正向传播时,输入样本从输入层进入网络,经隐层逐层传递至输出层,如果输出层的实际输出与期望输出(导师信号)不同,则转至误差反向传播;如果输出层的实际输出与期望输出(导师信号)相同,结束学习算法。

反向传播时,将输出误差(期望输出与实际输出之差)按原通路反传计算,通过隐层反向,直至输入层,在反传过程中将误差分摊给各层的各个单元,获得各层各单元的误差信号,并将其作为修正各单元权值的根据。
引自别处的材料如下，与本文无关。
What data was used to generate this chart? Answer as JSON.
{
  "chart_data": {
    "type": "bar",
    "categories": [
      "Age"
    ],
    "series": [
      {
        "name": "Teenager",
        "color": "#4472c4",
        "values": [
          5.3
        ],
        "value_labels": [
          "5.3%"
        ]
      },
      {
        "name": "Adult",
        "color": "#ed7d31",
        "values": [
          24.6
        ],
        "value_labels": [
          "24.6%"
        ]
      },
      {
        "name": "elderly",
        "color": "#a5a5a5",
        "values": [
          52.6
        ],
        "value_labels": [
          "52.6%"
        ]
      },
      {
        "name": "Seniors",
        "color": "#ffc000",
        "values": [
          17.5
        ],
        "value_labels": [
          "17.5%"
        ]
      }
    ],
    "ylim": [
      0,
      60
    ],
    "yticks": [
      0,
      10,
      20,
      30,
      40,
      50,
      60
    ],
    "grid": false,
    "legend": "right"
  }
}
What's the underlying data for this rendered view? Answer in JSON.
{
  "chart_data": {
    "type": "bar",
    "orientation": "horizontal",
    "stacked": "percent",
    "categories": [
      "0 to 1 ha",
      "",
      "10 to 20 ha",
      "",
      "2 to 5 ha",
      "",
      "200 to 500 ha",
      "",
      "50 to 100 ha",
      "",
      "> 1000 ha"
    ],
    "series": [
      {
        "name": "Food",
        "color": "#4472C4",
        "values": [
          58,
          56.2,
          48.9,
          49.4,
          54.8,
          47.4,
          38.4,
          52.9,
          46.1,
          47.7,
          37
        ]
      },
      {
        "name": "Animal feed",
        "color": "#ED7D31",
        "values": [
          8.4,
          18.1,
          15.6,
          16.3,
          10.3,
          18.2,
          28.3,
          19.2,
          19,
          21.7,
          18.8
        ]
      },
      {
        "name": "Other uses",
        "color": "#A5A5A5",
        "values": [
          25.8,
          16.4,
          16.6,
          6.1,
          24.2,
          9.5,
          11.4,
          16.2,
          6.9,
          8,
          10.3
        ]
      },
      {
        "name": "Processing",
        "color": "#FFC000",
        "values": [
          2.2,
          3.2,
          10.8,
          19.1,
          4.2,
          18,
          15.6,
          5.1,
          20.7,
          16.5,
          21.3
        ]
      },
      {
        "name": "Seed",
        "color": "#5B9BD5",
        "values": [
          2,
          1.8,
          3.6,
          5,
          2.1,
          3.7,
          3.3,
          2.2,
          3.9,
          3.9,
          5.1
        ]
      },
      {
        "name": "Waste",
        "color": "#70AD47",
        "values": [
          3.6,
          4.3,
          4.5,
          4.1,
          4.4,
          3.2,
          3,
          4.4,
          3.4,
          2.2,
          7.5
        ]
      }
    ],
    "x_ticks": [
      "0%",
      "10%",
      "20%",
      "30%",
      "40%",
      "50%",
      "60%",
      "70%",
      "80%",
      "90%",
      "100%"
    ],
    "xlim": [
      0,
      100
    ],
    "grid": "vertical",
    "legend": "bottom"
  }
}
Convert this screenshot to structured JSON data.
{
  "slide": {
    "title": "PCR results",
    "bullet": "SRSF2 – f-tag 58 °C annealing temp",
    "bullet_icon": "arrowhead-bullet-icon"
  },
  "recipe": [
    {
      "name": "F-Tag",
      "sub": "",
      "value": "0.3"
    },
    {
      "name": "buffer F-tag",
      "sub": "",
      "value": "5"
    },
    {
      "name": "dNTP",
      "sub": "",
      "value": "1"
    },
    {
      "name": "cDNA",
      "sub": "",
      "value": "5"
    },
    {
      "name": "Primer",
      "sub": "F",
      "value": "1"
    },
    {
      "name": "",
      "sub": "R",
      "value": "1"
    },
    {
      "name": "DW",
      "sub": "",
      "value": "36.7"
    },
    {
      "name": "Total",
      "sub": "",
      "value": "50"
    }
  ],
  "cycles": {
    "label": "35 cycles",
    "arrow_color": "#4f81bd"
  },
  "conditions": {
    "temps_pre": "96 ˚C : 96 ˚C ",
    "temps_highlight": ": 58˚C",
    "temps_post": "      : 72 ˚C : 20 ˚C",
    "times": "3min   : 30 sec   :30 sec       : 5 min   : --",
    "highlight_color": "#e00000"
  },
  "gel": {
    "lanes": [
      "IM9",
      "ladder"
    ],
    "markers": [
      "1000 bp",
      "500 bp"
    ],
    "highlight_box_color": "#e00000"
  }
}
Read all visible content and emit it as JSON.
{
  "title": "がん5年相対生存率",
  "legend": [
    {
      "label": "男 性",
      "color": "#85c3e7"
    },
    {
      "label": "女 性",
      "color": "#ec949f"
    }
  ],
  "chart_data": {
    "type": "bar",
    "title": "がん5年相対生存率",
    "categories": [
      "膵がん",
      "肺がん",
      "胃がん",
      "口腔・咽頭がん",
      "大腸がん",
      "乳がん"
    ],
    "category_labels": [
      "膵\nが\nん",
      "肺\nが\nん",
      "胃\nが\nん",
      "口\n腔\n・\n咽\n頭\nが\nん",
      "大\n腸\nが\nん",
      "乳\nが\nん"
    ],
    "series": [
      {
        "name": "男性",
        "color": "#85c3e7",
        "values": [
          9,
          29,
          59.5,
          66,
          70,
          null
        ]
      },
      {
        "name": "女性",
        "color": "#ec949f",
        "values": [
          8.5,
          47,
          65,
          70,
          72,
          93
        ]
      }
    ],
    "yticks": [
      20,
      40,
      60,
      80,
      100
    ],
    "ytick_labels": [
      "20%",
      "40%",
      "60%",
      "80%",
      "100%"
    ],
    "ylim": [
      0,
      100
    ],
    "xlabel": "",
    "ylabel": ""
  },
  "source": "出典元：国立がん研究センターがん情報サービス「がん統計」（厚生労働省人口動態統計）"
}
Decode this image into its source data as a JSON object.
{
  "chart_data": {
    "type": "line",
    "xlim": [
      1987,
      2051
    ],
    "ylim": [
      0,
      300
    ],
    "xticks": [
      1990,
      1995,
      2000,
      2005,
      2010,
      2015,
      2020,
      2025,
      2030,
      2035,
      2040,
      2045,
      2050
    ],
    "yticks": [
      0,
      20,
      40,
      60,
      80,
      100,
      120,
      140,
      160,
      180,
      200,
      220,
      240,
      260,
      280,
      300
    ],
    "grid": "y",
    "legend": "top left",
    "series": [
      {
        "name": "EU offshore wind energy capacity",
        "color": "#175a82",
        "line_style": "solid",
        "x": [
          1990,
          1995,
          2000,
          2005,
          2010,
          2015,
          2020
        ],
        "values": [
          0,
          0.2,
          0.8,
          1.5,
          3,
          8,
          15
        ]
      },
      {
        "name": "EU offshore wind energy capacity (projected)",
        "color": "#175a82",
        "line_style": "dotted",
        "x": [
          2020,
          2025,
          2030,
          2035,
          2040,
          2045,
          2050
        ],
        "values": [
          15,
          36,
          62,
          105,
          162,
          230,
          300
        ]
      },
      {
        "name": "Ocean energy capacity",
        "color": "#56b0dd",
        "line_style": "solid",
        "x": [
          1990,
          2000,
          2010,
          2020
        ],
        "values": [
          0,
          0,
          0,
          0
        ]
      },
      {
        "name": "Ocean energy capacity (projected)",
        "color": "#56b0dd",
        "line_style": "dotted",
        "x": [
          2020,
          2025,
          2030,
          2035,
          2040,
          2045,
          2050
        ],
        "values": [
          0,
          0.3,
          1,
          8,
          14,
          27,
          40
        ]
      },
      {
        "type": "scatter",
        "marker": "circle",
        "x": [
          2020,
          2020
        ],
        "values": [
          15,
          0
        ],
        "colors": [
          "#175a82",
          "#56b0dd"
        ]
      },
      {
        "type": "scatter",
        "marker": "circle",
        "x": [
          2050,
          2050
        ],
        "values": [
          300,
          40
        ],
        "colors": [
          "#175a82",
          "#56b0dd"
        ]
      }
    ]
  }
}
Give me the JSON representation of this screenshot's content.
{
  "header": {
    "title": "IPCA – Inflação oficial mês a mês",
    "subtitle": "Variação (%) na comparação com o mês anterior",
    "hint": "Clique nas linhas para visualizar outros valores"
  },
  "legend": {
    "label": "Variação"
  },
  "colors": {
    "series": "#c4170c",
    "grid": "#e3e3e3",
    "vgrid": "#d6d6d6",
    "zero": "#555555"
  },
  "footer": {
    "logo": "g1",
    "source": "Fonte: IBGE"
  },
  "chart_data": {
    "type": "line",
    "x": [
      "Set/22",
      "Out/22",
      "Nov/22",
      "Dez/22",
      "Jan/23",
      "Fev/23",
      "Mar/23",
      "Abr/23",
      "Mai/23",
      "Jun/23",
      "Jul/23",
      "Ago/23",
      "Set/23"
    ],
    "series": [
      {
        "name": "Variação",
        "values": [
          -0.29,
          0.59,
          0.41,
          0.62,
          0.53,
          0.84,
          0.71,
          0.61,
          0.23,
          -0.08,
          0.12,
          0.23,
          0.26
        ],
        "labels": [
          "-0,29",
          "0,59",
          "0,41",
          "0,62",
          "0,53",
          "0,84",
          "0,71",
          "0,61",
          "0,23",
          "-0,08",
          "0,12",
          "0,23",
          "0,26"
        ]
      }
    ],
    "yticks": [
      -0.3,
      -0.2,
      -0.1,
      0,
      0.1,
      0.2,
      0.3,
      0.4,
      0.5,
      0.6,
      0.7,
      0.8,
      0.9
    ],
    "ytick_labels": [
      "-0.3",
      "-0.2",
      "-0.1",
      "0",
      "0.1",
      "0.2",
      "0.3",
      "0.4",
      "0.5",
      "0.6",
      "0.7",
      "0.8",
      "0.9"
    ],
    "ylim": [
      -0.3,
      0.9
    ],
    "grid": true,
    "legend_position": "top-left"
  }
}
这一计算过程使用梯度下降法完成,在不停地调整各层神经元的权值和阈值后,使误差信号减小到最低限度

权值和阈值不断调整的过程,就是网络的学习与训练过程,经过信号正向传播与误差反向传播,权值和阈值的调整反复进行,一直进行到预先设定的学习训练次数,或输出误差减小到允许的程度。

 梯度

 

 损失函数

代价函数是非凸函数,最后的结果可能是局部极小值而不是全局最小值,但也是一个比较小的局部极小值。

 

python语法

np.random.uniform()

numpy.random.uniform(low,high,size)
功能:从一个均匀分布[low,high)中随机采样,注意定义域是左闭右开,即包含low,不包含high.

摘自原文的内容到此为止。